Selon Unité démocratique, la coalition de l’opposition, un groupe « paramilitaire » a ouvert le feu à Catia, un quartier pauvre de Caracas, où plusieurs milliers de personnes participaient à cette consultation symbolique.
« La journée a été entachée par le meurtre d’une femme vénézuélienne qui manifestait et exerçait ses droits », a déclaré le dirigeant de l’opposition Freddy Guevara, évoquant la mort de Xiomara Escot. « Mais la violence ne peut occulter ce qui est arrivé. Les gens n’ont pas peur et ils sont clairs dans leur décision. »
Les images diffusées par la télévision montrent des gens en train de se disperser tandis que résonnent des tirs d’armes à feu. Un grand nombre de personnes cherchent à se mettre à l’abri dans une église.
Plus de cinq millions de Vénézuéliens (soit un sixième de la population) ont participé au scrutin, a annoncé l’opposition dans la soirée, après avoir étendu les horaires d’ouverture des bureaux pour permettre aux électeurs encore bloqués dans des files d’attente de voter.
L’opposition a fait état de deux morts et quatre blessés, mais les services judiciaires ont dit ne pouvoir confirmer qu’un mort et trois blessés.

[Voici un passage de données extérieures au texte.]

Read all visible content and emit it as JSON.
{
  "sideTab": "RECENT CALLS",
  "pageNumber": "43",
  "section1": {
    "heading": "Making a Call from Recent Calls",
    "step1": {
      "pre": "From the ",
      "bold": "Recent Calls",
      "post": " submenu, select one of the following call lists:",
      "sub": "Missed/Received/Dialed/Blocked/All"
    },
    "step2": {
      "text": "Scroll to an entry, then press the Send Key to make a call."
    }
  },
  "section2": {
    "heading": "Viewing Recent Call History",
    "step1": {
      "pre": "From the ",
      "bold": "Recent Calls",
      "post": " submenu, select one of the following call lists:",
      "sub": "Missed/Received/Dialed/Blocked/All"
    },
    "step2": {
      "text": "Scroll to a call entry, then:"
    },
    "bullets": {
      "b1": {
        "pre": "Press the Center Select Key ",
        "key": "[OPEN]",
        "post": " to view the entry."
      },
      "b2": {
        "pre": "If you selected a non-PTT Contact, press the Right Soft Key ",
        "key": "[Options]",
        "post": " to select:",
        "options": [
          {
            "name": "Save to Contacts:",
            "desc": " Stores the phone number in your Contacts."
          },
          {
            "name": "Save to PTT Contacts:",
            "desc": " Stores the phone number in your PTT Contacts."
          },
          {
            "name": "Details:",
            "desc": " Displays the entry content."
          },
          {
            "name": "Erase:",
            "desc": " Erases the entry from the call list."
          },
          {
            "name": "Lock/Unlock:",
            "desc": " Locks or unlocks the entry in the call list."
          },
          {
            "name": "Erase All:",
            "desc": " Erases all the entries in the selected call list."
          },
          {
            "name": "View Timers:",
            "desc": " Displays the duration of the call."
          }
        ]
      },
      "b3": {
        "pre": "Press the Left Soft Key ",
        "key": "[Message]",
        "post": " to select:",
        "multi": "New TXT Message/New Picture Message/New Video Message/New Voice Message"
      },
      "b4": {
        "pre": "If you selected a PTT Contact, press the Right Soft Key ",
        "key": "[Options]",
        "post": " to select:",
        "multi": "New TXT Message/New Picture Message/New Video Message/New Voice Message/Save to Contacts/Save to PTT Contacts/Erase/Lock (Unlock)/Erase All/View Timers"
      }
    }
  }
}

Ce référendum se tient alors que l’impopularité de Nicolas Maduro atteint un niveau record, alimentée par le marasme économique et par trois mois de manifestations durement réprimées qui ont fait une centaine de morts.
Des queues se sont formées très tôt dans les quelque 2000 bureaux de vote improvisés dans tout le pays dans une atmosphère festive. Les automobilistes roulaient musique et klaxons à fond, des électeurs agitaient des drapeaux. « Yes we can! », criaient certains.
Force
Cet acte de désobéissance civile sera suivi d’un événement baptisé « l’Heure H », peut-être le point de départ d’une grève nationale.
Les Vénézuéliens expatriés ont également participé au vote, de la Floride à l’Australie et jusqu’à Madrid. Selon le chef de l’opposition Henrique Capriles, un million de Vénézuéliens vivant à l’étranger ont voté.
Au Venezuela, certains employés du secteur public, à qui le gouvernement avait conseillé de le pas prendre part au vote, ont cherché à participer en se faisant discrets, par exemple en se rendant déguisés dans les bureaux de vote. « Demain, la réalité sera très différente de celle d’aujourd’hui », a déclaré dimanche matin le président de l’Assemblée nationale, Julio Borges. « Il faut un profond changement dans la manière dont ce pays est gouverné. »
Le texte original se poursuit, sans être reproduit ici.